When I left the Catholic Church for the Presbyterian Church I found new spiritual practices. Bible studies and reading, musical worship, and various devotional books made up my new set of devotional practices. I was a good presbyterian and these rituals became a part of my daily life. They set the tone for my days and gave me a sense of connection with God and the greater church.
But I am no longer Catholic nor Presbyterian. As a non-Christian these practices no longer make sense to partake in, at least in the incarnation I used to understand them. Losing these sense behind these practices was one of the difficulties of losing my faith generally. I prayed for a long time after I stopped believing in God. Habits are hard to break.

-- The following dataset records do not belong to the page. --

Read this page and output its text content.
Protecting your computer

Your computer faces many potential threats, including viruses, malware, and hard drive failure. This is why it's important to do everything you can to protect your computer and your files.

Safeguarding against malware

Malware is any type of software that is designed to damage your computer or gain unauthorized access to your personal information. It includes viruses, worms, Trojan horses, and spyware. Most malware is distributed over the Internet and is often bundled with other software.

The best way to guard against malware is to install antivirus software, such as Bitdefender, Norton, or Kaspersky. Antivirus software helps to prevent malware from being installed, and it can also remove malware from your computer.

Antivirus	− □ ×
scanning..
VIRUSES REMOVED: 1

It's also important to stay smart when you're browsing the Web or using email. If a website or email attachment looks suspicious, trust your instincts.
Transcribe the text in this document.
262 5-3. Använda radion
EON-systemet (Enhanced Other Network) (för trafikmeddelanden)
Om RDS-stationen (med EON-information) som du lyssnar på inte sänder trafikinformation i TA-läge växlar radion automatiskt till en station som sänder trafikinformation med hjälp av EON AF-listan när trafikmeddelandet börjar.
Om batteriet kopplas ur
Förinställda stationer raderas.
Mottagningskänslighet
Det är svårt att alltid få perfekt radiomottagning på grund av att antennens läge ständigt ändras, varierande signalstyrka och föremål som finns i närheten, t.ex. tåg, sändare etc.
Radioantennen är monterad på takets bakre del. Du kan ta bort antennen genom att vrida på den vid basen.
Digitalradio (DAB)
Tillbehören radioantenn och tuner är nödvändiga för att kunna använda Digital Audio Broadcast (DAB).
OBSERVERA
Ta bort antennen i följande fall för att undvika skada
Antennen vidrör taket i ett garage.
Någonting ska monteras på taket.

Actually stopping the practice of the various spiritual disciplines meant that I had lost my faith for real. I was able to pretend for a while that I was simply in tough spot but that I believed I would come out the other end of this dark night of the soul by holding on to these practices, especially those of prayer and church attendance. Stopping meant that I had really given up. That there was little hope of any recovery of faith. It was painful.
It was also disorienting. Certain practices had neatly organized my life for a long time. Praying was how I got to sleep. Church gave some order to my weekends. When I felt bad or confused I could turn to the Bible or a devotional book for a quick fix of optimism (it is strange that as Christians the Bible seems very optimistic when to non-Christians it seems like a fairly negative text). Without spiritual practices my life seems more adrift, less meaningful.
I want to renew or replace the practices that held meaning for me when I was a Christian but it is hard. There exist certain “secular” or new age-y types of spiritual practices but many of them seem kind of hokey to me. I suppose I lost more than just my faith in God, but my faith in any sort of outside source of spiritual power or succor. I also believe that much of how I picked up practices was through the community, not necessarily of my own discipline, so its hard now, without a community, to start up something new.
Nevertheless, I need something, Christian or not I still have a soul that needs tending. What kind of spiritual practices can I find in my regular life? I have a couple of things that I rely on.
So where’s the spiritual practice? It’s very visceral, both eating and preparing food. Cooking is about pleasure, nourishment, and sustenance. Enjoying the very things you need to live is a way to be in the present and to fully enjoy being human. Food is so beautiful! Little white beans, bright juicy tomatoes warm from the sun, crinkly pale green celery, fragrant sunny lemons, and aggressively piquant pepper – and that’s just one salad. Cooking is definitely a practice, the more you cook the better you get at it. Preparing food: chopping, measuring, stirring, is all very meditative. Cooking, as opposed to just eating, connects you to what exactly you eat, which is, of course, what you are.
This might seem the same as cooking but I am going to defend it. Baking is magic. Cooking is 1+1=2, baking is 1+1=10. I am not a good baker, I have reduced a dozen cookies to a single flat pancake and baked cobblers full of inedibly crunchy irish oats, but when a ball of dough puffs up so much it blows the lid off its bowl its worth all the mishaps. Bread is the staff of life! Creating it, seeing it grow and develop, and baking it into tasty loaves is very fulfilling. It is a practice in the impermanence of good things, beautiful supple dough becomes tall nicely crumbed loaves become breakfasts and dinners. You start again fresh. Unless you are making a sourdough, sort of the Buddhist vision of bread, the same vital source of leavening finding outlet in many different loaves!
Being able to put difficult ideas into coherent sentences takes practice. It requires serious discipline and insight. It requires insight and presence in the here and now. I am hoping this blog, and the conversations that may develop, will be a good practice. I can be, umm, strongly opinionated, and I hope that through writing and dialog I can learn to see more of the grey areas and nuance that in my vigor to defend my own position I can overlook. Writing publicly require you to both hone your own views into a coherent position but also write with gentleness and an eye to how a stranger, or friend, might see your words.
So those are some of my ideas about non-religious spiritual practices. Have any other ideas?